Spending money by the sea

The author of the Swiss Ramble blog has turned his attention to Brighton and Hove Albion and provides a fascinating and in depth financial portrait of the club.

Like virtually all Championship clubs, the Seagulls lose money big time and are reliant on funding by their owners.   Some owners are more generous than others and there is no doubt that Tony Bloom has pumped huge sums into the club.

Brighton make big losses

The difficulties of competing effectively in the Championship without parachute payments are shown by the accounts of league leaders Brighton and Hove Albion for the 2014-5 season. They reported losses of £10.44m.

The club finished 20th last season which helps to explain why turnover declined by £300k to £23.7m.
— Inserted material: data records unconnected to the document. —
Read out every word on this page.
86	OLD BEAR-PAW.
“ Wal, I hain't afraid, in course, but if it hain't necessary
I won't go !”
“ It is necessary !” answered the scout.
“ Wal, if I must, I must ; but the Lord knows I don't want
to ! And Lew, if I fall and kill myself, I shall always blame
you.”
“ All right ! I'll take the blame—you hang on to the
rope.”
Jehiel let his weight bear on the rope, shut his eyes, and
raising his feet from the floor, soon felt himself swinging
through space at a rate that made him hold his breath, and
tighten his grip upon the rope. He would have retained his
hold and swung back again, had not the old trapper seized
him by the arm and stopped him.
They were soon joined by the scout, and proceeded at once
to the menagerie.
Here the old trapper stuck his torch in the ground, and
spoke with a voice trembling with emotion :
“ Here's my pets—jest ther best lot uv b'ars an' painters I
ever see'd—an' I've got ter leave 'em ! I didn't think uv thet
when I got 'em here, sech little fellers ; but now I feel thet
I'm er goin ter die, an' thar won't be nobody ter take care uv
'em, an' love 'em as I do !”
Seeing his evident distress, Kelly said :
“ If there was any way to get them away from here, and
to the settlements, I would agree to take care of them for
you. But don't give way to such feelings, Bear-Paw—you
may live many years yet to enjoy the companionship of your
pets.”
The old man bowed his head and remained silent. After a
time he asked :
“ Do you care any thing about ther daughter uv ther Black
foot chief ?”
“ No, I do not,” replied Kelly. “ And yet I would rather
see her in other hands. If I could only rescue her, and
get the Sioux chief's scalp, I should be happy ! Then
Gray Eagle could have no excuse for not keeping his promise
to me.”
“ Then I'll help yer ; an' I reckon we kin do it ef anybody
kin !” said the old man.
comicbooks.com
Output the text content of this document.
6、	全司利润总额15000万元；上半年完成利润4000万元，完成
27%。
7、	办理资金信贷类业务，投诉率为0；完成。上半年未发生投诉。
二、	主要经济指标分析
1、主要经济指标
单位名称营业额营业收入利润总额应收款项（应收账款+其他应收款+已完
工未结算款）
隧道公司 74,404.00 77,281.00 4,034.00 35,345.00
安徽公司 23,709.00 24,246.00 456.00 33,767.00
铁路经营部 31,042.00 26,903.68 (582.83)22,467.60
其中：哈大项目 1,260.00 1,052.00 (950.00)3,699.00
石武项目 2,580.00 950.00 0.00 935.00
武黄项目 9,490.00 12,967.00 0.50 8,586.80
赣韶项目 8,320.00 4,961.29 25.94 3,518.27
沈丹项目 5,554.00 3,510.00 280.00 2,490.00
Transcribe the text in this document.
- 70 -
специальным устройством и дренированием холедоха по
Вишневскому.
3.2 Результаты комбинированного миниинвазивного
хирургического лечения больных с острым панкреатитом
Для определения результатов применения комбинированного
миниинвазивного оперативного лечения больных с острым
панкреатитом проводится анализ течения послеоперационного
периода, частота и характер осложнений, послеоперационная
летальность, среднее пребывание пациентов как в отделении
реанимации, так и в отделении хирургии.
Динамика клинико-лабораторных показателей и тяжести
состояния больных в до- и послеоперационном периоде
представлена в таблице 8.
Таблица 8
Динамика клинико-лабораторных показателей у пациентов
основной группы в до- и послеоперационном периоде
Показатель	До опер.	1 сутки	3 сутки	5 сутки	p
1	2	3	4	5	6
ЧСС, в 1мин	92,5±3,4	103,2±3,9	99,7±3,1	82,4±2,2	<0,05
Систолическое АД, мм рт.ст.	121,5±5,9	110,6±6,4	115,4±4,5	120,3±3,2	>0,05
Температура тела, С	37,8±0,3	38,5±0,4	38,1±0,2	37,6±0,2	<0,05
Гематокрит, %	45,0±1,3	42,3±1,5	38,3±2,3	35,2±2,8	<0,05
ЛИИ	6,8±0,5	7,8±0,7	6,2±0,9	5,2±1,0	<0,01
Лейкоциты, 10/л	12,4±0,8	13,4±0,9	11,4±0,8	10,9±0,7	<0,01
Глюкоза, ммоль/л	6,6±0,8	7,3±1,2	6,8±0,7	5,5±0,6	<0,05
Operational efficiencies helped to hold down administrative costs, but footballing costs were up and represented 100 per cent of turnover, twice the recommended level.

Big losses at Forest Green Rovers

Forest Green Rovers racked up losses of £2.9m last year and have accumulated debts of £5.4m.   They are bankrolled by their wealthy green industrialist owner, Dale Vince, formerly a New Age traveller.  The players are forbidden to eat red meat and red meat products are banned at the ground which means that high quality veggie burgers are on offer.